Вдруг к горлу Пайпер подступил комок тошноты. От замешательства ли, или от того, что её потрясло неожиданно свалившееся счастье, или просто это был приступ болезни, кто его знает. Она стиснула зубы и сглотнула слюну, пытаясь осмыслить все, что ей сообщила Отам.

— Это не срочно, — быстро сказала та. — Если останешься там навсегда, тебе придегся измениться. Как — я сама пока не знаю. Но не бойся, в дерево не превратишься или в стакан воды… Останешься разумным существом, просто станешь… не вполне человеком.

Она помолчала пару секунд, чтобы Пайпер осмыслила услышанное, а потом продолжила:

— Далее, я должна это сказать: как только ты трансформируешься, не будет гарантии, что сохранишь способность возвращаться сюда. Скорее всего, нет, потеряешь.

Отам закончила и замолчала.

Усилием воли Пайпер справилась с головокружением и сделала глубокий вдох, чтоб усмирить взбунтовавшийся желудок.

— Хорошо. Значит, отправляйся туда, не знаю куда. Уходи от детей, бросай дом, мужа. И кем я там стану? Великаном-людоедом? Феей? Царевной-лягушкой? — отчаянно замахала руками Пайпер. — Да это… ни на что не похоже. Чушь какая-то, полная ерунда.

Отам впилась взглядом во ввалившиеся глаза больной женщины.

— А здесь ты скоро умрешь, Пайпер. Очень скоро, причем мучительной смертью. — Теперь её голос звучал безжизненно, от кротости и нежности в нём не осталось и следа. — Ты меня извини, но это так. В любом случае вам придется расстаться. Я знаю, любая перемена, любой уход — это болезненно, страшно, но ты хоть понимаешь, что этот вариант не столь ужасен, как можно себе представить?

— Пытаюсь, — смиренно отозвалась Пайпер.

Она и вправду пыталась все осмыслить. Но у неё только голова шла кругом.

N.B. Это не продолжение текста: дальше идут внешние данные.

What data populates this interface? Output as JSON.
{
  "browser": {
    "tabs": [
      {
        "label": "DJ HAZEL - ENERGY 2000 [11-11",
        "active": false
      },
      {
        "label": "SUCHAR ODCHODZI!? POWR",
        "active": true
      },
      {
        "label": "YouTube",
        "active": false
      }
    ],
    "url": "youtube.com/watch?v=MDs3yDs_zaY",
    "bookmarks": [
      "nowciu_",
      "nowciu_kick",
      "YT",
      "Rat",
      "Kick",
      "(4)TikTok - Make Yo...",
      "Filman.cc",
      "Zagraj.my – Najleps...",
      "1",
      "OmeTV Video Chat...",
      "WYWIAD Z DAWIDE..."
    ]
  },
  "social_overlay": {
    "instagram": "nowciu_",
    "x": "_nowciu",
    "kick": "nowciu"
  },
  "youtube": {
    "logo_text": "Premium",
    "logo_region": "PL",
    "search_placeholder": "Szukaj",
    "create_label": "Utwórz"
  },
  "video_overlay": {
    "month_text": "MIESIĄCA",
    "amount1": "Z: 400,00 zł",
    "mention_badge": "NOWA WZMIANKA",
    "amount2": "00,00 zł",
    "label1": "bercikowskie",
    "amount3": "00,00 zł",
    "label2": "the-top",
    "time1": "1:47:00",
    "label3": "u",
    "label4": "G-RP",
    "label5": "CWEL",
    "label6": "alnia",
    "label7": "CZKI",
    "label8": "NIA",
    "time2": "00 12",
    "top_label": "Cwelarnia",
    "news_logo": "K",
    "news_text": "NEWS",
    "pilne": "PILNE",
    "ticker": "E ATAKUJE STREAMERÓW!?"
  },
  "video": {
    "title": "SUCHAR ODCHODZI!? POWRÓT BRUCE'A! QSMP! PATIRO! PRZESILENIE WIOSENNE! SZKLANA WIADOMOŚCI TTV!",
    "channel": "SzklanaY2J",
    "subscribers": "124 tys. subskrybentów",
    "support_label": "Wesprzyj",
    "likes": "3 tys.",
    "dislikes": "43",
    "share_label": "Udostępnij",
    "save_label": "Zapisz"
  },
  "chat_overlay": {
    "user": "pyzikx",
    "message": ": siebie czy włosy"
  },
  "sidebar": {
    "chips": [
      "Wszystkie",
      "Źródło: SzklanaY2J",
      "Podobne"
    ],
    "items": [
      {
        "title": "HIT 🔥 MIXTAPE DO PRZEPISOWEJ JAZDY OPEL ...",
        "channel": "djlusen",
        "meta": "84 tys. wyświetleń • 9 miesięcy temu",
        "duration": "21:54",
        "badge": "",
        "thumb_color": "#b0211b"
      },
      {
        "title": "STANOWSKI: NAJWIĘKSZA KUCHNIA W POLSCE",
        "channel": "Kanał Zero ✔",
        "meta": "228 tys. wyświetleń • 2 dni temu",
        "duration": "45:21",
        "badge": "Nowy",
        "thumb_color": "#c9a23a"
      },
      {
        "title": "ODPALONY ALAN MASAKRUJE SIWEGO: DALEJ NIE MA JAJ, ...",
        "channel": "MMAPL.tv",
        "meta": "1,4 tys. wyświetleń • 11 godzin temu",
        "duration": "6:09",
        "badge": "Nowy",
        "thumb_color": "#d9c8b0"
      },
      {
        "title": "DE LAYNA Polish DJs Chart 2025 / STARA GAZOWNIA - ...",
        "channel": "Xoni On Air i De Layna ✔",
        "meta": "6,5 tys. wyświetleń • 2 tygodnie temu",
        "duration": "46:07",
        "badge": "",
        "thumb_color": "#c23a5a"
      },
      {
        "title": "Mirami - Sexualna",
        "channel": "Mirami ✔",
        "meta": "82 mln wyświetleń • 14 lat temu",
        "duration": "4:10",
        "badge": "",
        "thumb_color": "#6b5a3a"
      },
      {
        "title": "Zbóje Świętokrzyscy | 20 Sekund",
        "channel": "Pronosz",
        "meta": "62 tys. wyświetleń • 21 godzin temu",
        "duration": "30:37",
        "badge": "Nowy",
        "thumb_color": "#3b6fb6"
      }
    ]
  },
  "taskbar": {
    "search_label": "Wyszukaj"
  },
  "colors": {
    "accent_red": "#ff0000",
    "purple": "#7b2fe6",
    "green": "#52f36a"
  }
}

— Думай, хорошенько думай о том, что тебя ожидает! — Отам говорила решительно, почти требовала — это было на неё не похоже. — И вот что я скажу тебе про твоих девочек. Они, как и ты, тоже отличаются от других. И я уверена, настанет время — и мы найдем способ, чтобы вы иногда виделись.

Вот оно — именно это она и хотела услышать.

Ах, девочки, её девочки. Счастье её. Больше чем счастье.

— А Уилл? Я смогу с ним встречаться?

— Это будет… сложней. Скорей всего, нет.

Глаза Пайпер наполнились слезами. Ещё десять минут назад она примирилась с ужасной мыслью, что покинет всю семью, а теперь, вот ведь какая испорченная, не может представить, что потеряет Уилла, что расстанется с ним навсегда.

— Уилл… — задыхаясь, прошептала она, и ей самой стало стыдно.

— Послушай, — уже почти нетерпеливо сказала Отам, — оставайся здесь и помирай себе… или отправляйся туда и… сама увидишь. Сердцем чую, тебя там ждет много интересного.

Глаза Пайпер все ещё были на мокром месте.

— Но почему это случилось со мной? Не понимаю и не могу понять. Кажется, я скоро свихнусь. Может, это все мне просто привиделось. Такое могло быть? Может, просто почудилось?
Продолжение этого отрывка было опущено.